A depressão pode ainda ser acompanhada por outros sintomas como o aumento ou perda de apetite ou peso, problemas de falta ou excesso de sono, dificuldades de concentração, falta de energia, desvalorização própria ou sentimentos de culpa.
Quando falamos de ansiedade, a especialista explica que esta, quando em excesso, pode fazer-se notar quando “as perturbações de ansiedade implicam que a pessoa experiencie frequentemente estados de ansiedade e preocupação mais intensos e prolongados, do que aquilo que seria expectável no dia a dia, causando mal-estar, sofrimento e défice no funcionamento social e ocupacional”. Isto poderá levar a pessoa a ter comportamentos de evitamento ou de repetição de pensamentos como forma de tentar aliviar o mal-estar que sente.
No que diz respeito à tristeza, Mara Chora explica que esta é “um estado emocional que resulta da interação entre os sistemas cognitivo, afetivo, fisiológico e comportamental”. É uma resposta a um determinado acontecimento e, por isso, é “um estado passageiro e dirigido a algo específico”.
Uma vez que a fadiga pandémica é também ela uma consequência da pandemia que vivemos, ainda não é possível perceber que riscos é que esta pode trazer para cada um ou para a sociedade. Estamos a passar por tempos incertos em que não é possível prever com exatidão o que vai acontecer, vemos algumas liberdades serem restritas, pessoas a ficarem sem emprego, sem alguns familiares e uma crise socioeconómica que ainda virá. Ainda assim, a psicóloga alerta: “Também é certo que muitos de nós sairemos mais resilientes e com uma grande capacidade de adaptação”.
Em Portugal ainda não há estudos isolados que abordem apenas a questão da fadiga pandémica, mas é provável que possam sair em breve. No entanto, há outros dados que podem ajudar a compreender esta questão, principalmente ligados aos impactos da pandemia e do confinamento na saúde mental, questões de ansiedade ou características que nos tornam mais vulneráveis à fadiga no geral.
No estudo “O Que Pensam e o Que Sentem as Famílias em Isolamento Social”, do qual Mara Chora também fez parte, os resultados indicam que “pais e crianças apresentam níveis normativos de ansiedade, depressão e stress, ou seja, são valores expectáveis para as vivências e acontecimentos do dia a dia”, ainda assim, há um conjunto de pais e crianças que apresentam valores mais elevados e que estão relacionados, o que quer dizer que “pais mais ansiosos, deprimidos e stressados, têm filhos mais ansiosos”.

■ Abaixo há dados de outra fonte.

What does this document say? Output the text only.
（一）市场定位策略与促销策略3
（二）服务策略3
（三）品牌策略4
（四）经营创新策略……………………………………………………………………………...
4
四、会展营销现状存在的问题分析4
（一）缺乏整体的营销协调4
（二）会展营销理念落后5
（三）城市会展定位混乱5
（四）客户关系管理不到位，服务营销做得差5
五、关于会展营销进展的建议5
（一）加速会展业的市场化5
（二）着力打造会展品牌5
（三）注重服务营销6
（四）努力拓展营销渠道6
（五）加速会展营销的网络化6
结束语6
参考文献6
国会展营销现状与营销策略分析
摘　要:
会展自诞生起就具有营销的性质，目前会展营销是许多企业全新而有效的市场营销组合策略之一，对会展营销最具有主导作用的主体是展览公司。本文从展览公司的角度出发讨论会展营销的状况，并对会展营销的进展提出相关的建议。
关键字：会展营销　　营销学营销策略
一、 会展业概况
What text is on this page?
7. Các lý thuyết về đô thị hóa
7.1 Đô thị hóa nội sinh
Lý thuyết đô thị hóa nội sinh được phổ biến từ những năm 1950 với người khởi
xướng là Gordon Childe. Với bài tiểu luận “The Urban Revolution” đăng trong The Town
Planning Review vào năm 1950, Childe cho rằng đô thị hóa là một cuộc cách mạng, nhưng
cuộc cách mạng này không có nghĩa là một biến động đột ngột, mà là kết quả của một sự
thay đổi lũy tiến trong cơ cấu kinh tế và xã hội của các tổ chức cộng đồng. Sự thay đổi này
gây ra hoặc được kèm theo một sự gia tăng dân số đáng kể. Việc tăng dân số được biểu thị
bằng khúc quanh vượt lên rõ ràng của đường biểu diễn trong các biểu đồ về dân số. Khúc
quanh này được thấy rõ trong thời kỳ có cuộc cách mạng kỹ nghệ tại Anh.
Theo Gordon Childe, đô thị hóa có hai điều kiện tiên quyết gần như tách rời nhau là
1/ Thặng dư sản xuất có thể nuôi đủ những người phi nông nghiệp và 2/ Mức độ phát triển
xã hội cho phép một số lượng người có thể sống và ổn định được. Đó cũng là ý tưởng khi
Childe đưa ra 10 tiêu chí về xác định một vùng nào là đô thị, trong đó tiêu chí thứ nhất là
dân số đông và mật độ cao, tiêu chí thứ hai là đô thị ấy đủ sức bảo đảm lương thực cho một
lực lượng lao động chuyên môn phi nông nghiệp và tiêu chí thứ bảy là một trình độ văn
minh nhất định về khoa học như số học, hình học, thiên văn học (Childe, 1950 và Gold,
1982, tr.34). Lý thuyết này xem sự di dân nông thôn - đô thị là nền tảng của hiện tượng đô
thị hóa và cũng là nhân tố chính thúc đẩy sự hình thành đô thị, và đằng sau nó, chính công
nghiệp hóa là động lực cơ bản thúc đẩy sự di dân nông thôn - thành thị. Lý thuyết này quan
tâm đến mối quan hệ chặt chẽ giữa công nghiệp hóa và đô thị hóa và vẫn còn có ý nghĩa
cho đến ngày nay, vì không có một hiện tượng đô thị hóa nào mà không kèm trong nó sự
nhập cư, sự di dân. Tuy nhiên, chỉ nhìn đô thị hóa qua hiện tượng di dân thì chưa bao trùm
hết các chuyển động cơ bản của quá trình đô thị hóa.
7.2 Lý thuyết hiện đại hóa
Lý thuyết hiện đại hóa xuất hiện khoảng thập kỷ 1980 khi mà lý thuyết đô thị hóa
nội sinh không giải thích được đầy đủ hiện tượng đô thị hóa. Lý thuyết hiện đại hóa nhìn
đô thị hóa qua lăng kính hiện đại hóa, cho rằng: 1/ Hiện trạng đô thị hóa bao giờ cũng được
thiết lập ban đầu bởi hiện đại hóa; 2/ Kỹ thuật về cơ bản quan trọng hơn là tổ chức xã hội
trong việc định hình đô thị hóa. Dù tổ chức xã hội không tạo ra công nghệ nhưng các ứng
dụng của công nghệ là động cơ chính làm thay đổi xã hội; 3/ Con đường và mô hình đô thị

Para evitar os sintomas da fadiga pandémica ou com isso levar a outros problemas de saúde mental como depressão ou ansiedade, a psicóloga recomenda que se recorra a fontes de informação fidedignas e claras, evitando assim as fake news.
“Por muito realistas que possam parecer as correntes nos chats com teorias da conspiração ou dicas e truques para fintar o vírus, isso só provoca mais desinformação e não nos ajuda a combater eficazmente ou a prevenir o contágio.”
Por outro lado, quando a informação for excessiva e nos causar incómodo, a especialista recomenda que nos permitamos afastar um pouco, sem deixar de manter alguma atualização. Ou seja, não precisamos de ver todas as notícias que há, mas é necessário mantermo-nos informados.
Para ajudar a passar o tempo, convém encontrar atividades de que gostemos e não descurar os cuidados pessoais, “sejam eles momentos de relaxamento, fazer desporto, ler” ou outros. Conversar sobre aquilo que nos preocupa com pessoas da nossa confiança também é uma boa estratégia. Se necessário, não devemos duvidar em procurar ajuda de um profissional especializado.
“Apesar do estigma que continua a existir, não é motivo de vergonha reconhecermos que o momento atual pode estar a ser demasiado exigente.”